Starting this morning my pacu and oscar where just resting on the bottom of the tank acting very sluggish and lethargic, i checked the water everything was fine, the nitrates where about 30-40 so i vacuumed the gravel and did a 50% water change. Ive had them about 4 months and they have never acted like this. The only thing i can think of is when doing a water change last week the heater was on and the low water made it crack so i took it out,since being near summertime i have been putting it off on getting another one. The water temp usually stays around 70-72 degrees, i know this is on the low side but i think should still be warm enough.Anyone have any ideas as what i should do???They both are still resting on the bottom of the tank. This is not good/I just started building a 250 gallon tank for them.


----------



## euRasian32 (May 19, 2005)

You say the temp "usually stays around 70-72"...
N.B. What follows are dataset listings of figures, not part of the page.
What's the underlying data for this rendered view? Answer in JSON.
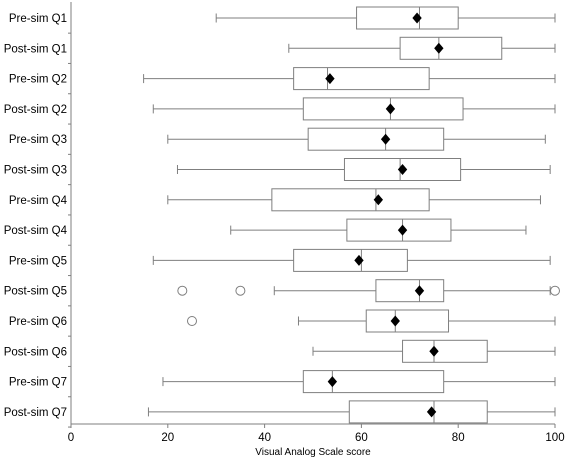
{
  "chart_data": {
    "type": "boxplot",
    "orientation": "horizontal",
    "xlabel": "Visual Analog Scale score",
    "xlim": [
      0,
      100
    ],
    "xticks": [
      0,
      20,
      40,
      60,
      80,
      100
    ],
    "grid": false,
    "legend": "none",
    "colors": {
      "box_fill": "#ffffff",
      "box_stroke": "#7f7f7f",
      "mean_marker": "#000000",
      "axis": "#7f7f7f"
    },
    "series": [
      {
        "category": "Pre-sim Q1",
        "min": 30,
        "q1": 59,
        "median": 72,
        "q3": 80,
        "max": 100,
        "mean": 71.5,
        "outliers": []
      },
      {
        "category": "Post-sim Q1",
        "min": 45,
        "q1": 68,
        "median": 76,
        "q3": 89,
        "max": 100,
        "mean": 76,
        "outliers": []
      },
      {
        "category": "Pre-sim Q2",
        "min": 15,
        "q1": 46,
        "median": 53,
        "q3": 74,
        "max": 100,
        "mean": 53.5,
        "outliers": []
      },
      {
        "category": "Post-sim Q2",
        "min": 17,
        "q1": 48,
        "median": 66,
        "q3": 81,
        "max": 100,
        "mean": 66,
        "outliers": []
      },
      {
        "category": "Pre-sim Q3",
        "min": 20,
        "q1": 49,
        "median": 65,
        "q3": 77,
        "max": 98,
        "mean": 65,
        "outliers": []
      },
      {
        "category": "Post-sim Q3",
        "min": 22,
        "q1": 56.5,
        "median": 68,
        "q3": 80.5,
        "max": 99,
        "mean": 68.5,
        "outliers": []
      },
      {
        "category": "Pre-sim Q4",
        "min": 20,
        "q1": 41.5,
        "median": 63,
        "q3": 74,
        "max": 97,
        "mean": 63.5,
        "outliers": []
      },
      {
        "category": "Post-sim Q4",
        "min": 33,
        "q1": 57,
        "median": 68.5,
        "q3": 78.5,
        "max": 94,
        "mean": 68.5,
        "outliers": []
      },
      {
        "category": "Pre-sim Q5",
        "min": 17,
        "q1": 46,
        "median": 60,
        "q3": 69.5,
        "max": 99,
        "mean": 59.5,
        "outliers": []
      },
      {
        "category": "Post-sim Q5",
        "min": 42,
        "q1": 63,
        "median": 72,
        "q3": 77,
        "max": 99,
        "mean": 72,
        "outliers": [
          23,
          35,
          100
        ]
      },
      {
        "category": "Pre-sim Q6",
        "min": 47,
        "q1": 61,
        "median": 67,
        "q3": 78,
        "max": 100,
        "mean": 67,
        "outliers": [
          25
        ]
      },
      {
        "category": "Post-sim Q6",
        "min": 50,
        "q1": 68.5,
        "median": 75,
        "q3": 86,
        "max": 100,
        "mean": 75,
        "outliers": []
      },
      {
        "category": "Pre-sim Q7",
        "min": 19,
        "q1": 48,
        "median": 54,
        "q3": 77,
        "max": 100,
        "mean": 54,
        "outliers": []
      },
      {
        "category": "Post-sim Q7",
        "min": 16,
        "q1": 57.5,
        "median": 75,
        "q3": 86,
        "max": 100,
        "mean": 74.5,
        "outliers": []
      }
    ]
  }
}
Is this the actual temperature now? or was that the temp. range before your heater cracked?


----------



## deezdrama05 (May 19, 2005)

the temp now,actually The temp in my tank has been a steady 76 degrees,ive tested for everything but ammonia but it should be fine my tank is cycled and i dont let uneaten food pile up and nitrates are 0 and nitrates i keep low.i do weekly 50% water changes adding water conditioner.They are swimming around fine now but my pacu goes nuts sometimes and flies around the tank like hes crazy bumping into the glass and sometimes you can hear a loud splash as if hes trying to jump out of the tank,its a 20 gallon tank but the pacu is only 4 inches and the oscar 2 or 3.


----------



## euRasian32 (May 19, 2005)

76 to 72 is fairly drastic. You say that the fish are okay now. If I were to make an educated guess the lethargic attitude could have been the result of them experiencing the temp. drop from 76 to 72.

Good luck on the DIY 250 gallon. Keep us posted, some pics would be awesome.

C


----------



## TANKER (Apr 28, 2005)

Get a new heater now. These fish need a steady temp in the 76-78 range. Think of it like you wandering around in the snow with and without a jacket. Which way are you going to be more energetic and happy? Fish typically don't have an insulating fat layer of any significance so water temp plays a major role in their lives.


----------